A reason why experiences have become so important to businesses is that they are profitable. Compared with commodities, goods and services, the consumer price index shows that people are paying increasingly more for experience.
How did we get here?
Pine and Gilmore (The experience economy) argue that experiences are an economic force just like services and goods which can be intentionally produced or designed, consumed and measured. As competition in various industries increases, companies are seeking higher profit margins by turning their services and goods into experiences, which adds value and gives higher profits.

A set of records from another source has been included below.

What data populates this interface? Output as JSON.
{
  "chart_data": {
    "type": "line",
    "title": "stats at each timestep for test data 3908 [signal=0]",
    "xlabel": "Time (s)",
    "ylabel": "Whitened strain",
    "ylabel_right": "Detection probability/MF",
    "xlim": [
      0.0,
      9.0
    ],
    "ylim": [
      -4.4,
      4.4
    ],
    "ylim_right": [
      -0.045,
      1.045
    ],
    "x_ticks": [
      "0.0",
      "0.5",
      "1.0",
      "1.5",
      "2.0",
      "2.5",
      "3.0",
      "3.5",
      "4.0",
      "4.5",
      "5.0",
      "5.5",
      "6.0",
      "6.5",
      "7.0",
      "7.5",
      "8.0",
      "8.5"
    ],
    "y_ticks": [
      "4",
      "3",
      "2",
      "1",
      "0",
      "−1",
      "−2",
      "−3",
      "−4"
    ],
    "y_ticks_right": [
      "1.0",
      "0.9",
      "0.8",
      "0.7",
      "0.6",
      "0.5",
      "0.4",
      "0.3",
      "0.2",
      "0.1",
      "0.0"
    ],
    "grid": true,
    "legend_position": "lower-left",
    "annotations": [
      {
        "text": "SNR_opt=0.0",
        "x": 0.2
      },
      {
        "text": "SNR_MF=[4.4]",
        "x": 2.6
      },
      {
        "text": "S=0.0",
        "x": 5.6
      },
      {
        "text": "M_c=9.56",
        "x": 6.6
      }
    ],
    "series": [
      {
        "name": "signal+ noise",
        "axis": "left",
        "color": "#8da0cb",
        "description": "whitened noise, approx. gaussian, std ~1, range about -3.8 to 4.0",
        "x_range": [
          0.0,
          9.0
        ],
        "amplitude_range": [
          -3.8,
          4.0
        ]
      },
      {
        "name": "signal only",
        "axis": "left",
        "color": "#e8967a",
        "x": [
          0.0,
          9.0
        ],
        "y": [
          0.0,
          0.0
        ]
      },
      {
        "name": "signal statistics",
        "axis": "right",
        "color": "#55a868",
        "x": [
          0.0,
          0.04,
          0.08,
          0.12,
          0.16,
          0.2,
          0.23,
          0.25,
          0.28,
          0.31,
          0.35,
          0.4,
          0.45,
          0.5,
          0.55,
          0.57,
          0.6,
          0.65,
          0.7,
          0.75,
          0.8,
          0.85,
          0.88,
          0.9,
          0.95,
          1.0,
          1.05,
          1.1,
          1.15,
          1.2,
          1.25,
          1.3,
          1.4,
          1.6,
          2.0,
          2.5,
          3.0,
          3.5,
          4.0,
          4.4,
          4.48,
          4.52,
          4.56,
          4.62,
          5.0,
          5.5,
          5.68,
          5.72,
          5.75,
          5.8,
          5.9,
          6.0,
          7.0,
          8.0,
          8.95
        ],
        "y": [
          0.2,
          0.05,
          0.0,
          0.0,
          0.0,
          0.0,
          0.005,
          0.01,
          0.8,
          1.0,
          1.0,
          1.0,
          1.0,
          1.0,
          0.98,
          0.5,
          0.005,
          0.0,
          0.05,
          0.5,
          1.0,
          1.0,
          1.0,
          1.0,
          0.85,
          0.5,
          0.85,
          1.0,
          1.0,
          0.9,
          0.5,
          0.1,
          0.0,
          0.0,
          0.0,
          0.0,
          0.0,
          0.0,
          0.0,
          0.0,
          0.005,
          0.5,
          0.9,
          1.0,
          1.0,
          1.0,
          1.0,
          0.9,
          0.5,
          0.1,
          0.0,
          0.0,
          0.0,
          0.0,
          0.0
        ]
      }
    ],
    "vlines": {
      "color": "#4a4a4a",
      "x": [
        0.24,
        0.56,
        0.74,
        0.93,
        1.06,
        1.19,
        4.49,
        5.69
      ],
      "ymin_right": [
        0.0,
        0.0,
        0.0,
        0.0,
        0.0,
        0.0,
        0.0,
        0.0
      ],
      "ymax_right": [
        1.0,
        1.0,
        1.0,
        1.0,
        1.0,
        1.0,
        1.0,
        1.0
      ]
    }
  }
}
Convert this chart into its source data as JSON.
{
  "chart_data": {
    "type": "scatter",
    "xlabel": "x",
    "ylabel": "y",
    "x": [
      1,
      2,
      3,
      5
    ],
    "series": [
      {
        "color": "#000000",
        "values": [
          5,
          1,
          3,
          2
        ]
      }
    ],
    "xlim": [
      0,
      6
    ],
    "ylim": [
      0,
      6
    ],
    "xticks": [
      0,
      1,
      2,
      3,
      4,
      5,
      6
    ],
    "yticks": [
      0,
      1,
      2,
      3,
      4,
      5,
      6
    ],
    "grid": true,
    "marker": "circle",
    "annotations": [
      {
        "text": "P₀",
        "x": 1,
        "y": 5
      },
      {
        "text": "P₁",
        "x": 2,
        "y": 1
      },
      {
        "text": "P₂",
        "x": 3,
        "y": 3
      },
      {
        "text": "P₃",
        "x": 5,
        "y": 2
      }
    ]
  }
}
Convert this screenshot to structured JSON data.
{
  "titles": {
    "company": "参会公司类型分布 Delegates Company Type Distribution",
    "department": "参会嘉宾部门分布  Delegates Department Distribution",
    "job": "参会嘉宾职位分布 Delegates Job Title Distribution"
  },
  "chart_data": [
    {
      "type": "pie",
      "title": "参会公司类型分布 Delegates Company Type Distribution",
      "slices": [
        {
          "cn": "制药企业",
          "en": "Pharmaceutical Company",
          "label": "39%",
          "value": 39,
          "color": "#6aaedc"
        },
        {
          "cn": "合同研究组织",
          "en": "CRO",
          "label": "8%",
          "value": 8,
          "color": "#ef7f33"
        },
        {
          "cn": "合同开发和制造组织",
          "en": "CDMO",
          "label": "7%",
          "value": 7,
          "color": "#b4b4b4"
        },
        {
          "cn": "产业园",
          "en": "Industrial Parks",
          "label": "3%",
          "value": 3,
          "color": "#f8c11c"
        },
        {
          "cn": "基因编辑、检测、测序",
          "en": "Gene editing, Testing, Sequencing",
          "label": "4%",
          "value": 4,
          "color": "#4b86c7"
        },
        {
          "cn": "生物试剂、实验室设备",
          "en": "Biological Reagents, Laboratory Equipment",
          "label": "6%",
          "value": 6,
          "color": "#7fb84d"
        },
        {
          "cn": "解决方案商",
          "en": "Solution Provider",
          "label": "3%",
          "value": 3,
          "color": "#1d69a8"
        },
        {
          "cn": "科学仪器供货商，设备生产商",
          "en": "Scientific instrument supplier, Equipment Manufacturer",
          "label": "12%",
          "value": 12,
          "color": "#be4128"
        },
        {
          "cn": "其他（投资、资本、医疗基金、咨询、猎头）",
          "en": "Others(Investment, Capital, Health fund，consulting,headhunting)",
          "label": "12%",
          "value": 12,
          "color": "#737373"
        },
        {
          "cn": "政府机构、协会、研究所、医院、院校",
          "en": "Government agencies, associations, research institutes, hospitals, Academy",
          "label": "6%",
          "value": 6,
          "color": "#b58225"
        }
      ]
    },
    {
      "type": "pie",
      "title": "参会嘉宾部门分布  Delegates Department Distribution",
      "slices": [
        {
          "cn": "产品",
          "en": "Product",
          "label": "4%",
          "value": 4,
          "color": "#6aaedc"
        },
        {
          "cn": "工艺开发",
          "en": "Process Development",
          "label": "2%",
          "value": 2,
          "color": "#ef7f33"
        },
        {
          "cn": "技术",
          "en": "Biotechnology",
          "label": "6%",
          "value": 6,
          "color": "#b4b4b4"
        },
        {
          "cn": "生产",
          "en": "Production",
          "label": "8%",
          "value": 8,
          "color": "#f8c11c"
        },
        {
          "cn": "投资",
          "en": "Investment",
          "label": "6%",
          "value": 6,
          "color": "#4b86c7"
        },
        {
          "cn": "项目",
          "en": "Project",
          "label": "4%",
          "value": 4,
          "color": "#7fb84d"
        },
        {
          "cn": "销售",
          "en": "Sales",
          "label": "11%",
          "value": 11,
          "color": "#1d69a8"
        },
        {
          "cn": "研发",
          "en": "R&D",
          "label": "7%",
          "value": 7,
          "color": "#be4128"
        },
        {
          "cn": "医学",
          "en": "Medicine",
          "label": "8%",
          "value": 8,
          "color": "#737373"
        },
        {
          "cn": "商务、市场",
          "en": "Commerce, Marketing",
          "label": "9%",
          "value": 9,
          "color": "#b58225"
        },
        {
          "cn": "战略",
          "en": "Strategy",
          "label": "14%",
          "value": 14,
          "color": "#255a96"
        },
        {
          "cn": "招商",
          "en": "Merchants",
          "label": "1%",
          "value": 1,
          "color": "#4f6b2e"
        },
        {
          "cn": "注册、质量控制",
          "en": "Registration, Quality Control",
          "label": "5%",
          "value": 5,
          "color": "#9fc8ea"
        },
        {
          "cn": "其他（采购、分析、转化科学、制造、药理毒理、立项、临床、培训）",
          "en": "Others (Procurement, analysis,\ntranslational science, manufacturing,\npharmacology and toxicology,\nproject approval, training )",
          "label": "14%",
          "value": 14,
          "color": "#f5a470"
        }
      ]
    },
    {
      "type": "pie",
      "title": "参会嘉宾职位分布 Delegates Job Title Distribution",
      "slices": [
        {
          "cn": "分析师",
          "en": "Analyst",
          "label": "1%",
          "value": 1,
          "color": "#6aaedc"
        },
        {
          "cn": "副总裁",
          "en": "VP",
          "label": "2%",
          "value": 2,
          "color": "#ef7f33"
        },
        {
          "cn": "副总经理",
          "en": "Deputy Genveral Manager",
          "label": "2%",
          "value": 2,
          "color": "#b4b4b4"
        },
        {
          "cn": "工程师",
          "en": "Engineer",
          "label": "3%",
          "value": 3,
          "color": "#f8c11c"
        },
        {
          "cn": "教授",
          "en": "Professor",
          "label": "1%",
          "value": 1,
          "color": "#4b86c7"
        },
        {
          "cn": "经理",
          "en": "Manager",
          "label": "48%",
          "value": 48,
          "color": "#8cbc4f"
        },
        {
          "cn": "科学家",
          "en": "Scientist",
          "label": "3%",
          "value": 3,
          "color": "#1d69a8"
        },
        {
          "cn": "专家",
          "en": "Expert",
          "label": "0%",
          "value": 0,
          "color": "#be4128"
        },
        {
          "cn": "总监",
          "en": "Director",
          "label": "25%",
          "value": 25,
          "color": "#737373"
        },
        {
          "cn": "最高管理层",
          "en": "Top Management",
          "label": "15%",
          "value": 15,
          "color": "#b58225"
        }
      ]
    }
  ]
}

The experience economy is a new stage of economic offering. Economic development can be divided into several stages. An agricultural economy is based on commodities. People buy raw materials like wheat to bake their own bread, or wool to make their own clothes. With the industrial revolution people moved from countryside to cities to work in fabrics. There wasn’t time to make your own goods which now where produced for you. The era of mass manufactured goods had arrived. Further economic prosperity has increased automation and wages and decreased working hours. The available free time now is used to spend the available money in services: restaurants now cook your food, serve your meal and clean the dishes. Services are customized goods and have become so rooted in economy that services are becoming commodities, just as goods did. In order to differentiate, companies are moving from services into experiences.
Below is a TED talk by Joseph Pine where he talks about experience economy.
What do we mean by experience?
Experiences must provide a memorable offering that last for a long time (Pine and Gilmore). In order to achieve this, the company has to appeal to the customers’ sensations and emotions. Emotional engagement doesn’t happen overnight; like in all relations it is a result of bonding and trust. The result is the customers’ quest for authenticity as a way to verify if the product or service is worthy of their trust.
In the shift to an experience economy companies must orchestrate memorable events for their customers and that memory itself becomes the product. Customers are more and more willing to pay greater amounts for the experience and often prefer a product or service because of the better experience they receive from it. The added value drives sales and allows companies to differentiate themselves in a highly competitive market.